How to create a symbolic link on Solaris 10

Hard link vs. Soft link in Linux or UNIX

[a] Hard links cannot links directories ( cannot link /tmp with /home/you/tmp)
[b] Hard links cannot cross file system boundaries ( cannot link /tmp mounted on/tmp to 2nd hard disk mounted on /harddisk2)
[c] Symbolic links refer to a symbolic path indicating the abstract location of another file
[d] Hard links, refer to the specific location of physical data.

UNIX create a symbolic link command

To create a symbolic link, enter:
$ ln -s {/path/to/file-name} {link-name}
$ ln -s /shared/sales/data/file.txt sales.data.txt
$ vi sales.data.txt
$ ls -l sales.data.txt

How do I delete a symbolic link?

To delete a link, enter:
$ rm {link-name}
$ rm sales.data.txt
$ ls -l
$ ls -l /shared/sales/data/file.txt

If you delete the soft link itself (sales.data.txt) , the data file would still be there ( /shared/sales/data/file.txt ).

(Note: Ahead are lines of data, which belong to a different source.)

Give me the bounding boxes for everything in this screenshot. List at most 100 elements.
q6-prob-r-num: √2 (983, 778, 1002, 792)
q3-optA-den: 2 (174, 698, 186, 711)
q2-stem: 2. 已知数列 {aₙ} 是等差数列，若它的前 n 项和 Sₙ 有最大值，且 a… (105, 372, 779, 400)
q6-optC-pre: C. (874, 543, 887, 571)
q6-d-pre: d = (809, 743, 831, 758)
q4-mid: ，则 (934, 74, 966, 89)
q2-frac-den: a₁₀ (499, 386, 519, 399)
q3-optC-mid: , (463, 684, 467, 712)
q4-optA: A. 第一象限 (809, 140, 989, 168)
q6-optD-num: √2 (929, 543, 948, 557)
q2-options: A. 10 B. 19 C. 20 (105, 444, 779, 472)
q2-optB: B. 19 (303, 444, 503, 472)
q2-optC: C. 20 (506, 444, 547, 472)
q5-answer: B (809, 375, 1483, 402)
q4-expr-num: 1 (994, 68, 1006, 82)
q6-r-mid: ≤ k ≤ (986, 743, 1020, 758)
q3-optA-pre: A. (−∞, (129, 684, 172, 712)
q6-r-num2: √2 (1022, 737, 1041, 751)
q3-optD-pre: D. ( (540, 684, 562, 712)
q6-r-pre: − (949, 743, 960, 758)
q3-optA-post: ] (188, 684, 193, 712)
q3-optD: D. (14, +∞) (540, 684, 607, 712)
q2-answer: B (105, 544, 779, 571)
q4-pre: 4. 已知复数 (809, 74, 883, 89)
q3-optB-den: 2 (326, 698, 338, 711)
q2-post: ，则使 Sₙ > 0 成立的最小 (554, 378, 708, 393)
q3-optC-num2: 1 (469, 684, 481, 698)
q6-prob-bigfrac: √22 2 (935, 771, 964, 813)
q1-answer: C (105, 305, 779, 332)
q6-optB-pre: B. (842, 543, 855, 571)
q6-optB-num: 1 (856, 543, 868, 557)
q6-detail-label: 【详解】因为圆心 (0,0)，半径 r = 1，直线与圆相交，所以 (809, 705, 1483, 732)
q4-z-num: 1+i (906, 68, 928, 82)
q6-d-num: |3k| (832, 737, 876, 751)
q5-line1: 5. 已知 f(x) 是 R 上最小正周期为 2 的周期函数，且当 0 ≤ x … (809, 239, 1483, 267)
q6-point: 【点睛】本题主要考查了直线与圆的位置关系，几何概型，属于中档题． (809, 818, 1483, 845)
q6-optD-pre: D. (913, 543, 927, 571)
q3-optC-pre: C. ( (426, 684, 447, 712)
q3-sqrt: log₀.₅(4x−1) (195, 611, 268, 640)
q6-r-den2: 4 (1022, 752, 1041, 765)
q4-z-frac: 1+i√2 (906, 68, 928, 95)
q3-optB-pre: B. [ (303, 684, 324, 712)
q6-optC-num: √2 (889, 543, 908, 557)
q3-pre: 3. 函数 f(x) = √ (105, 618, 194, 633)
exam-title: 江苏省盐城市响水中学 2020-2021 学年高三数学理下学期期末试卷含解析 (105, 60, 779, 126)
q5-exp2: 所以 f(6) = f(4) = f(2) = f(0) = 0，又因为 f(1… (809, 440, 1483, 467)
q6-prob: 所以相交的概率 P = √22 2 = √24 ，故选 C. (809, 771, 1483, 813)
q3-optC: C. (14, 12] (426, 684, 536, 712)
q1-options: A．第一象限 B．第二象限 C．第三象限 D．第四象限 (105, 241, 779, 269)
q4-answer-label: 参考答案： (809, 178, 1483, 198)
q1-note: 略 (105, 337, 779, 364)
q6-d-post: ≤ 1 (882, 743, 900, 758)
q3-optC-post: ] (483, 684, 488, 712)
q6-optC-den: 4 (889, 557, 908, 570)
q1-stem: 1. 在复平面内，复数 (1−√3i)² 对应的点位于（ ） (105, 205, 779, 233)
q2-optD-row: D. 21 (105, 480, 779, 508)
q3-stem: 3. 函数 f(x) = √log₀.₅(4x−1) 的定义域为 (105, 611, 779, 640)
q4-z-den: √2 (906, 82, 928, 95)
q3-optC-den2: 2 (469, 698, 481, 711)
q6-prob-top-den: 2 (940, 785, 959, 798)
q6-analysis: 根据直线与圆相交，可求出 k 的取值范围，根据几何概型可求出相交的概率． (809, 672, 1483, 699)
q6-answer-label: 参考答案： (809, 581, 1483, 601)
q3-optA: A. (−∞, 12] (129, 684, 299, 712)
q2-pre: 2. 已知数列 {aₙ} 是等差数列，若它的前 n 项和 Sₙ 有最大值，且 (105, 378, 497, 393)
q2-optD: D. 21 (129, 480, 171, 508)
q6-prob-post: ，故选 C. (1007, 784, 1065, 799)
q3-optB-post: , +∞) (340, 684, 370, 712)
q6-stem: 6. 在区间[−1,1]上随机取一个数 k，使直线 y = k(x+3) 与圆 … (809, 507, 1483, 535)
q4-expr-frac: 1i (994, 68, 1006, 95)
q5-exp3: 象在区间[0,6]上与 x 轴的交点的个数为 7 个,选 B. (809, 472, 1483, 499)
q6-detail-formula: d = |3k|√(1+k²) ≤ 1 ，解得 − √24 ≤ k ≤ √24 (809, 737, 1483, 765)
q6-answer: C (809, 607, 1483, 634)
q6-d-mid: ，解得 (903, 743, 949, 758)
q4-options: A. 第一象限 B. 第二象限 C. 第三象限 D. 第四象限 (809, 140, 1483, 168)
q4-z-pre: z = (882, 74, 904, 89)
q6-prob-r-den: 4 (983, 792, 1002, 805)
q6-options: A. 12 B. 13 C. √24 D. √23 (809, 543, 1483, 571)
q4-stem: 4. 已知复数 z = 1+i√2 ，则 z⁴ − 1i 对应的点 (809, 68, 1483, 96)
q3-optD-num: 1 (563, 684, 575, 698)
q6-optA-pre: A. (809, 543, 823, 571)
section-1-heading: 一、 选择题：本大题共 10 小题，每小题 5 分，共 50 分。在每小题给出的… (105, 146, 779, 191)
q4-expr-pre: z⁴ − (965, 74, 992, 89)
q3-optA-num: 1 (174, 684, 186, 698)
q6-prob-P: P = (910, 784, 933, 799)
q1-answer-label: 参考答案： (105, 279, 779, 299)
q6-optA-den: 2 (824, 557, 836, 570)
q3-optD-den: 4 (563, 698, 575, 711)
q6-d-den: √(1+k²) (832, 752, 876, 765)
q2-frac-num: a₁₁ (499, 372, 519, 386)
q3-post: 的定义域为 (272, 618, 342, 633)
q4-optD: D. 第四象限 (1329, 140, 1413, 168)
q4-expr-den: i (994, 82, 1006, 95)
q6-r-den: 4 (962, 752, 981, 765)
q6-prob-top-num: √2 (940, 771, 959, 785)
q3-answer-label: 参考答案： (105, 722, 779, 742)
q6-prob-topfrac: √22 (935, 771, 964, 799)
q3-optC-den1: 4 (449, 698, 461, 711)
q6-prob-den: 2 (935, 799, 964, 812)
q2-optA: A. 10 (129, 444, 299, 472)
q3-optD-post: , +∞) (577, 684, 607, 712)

However, if you delete /shared/sales/data/file.txt, sales.data.txt becomes a broken link and data is lost.

UNIX create a hardlink command

To create hard link, enter (without the -s option):
$ ln {file.txt} {hard-link}
$ ln /tmp/file link-here

How do I delete a hard link?

You can delete hard link with the rm command itself:
$ rm {hard-link}
$ rm link-here

If you delete a hard link, your data would be there. If you delete /tmp/file your data still be accessible via link-here hard link file.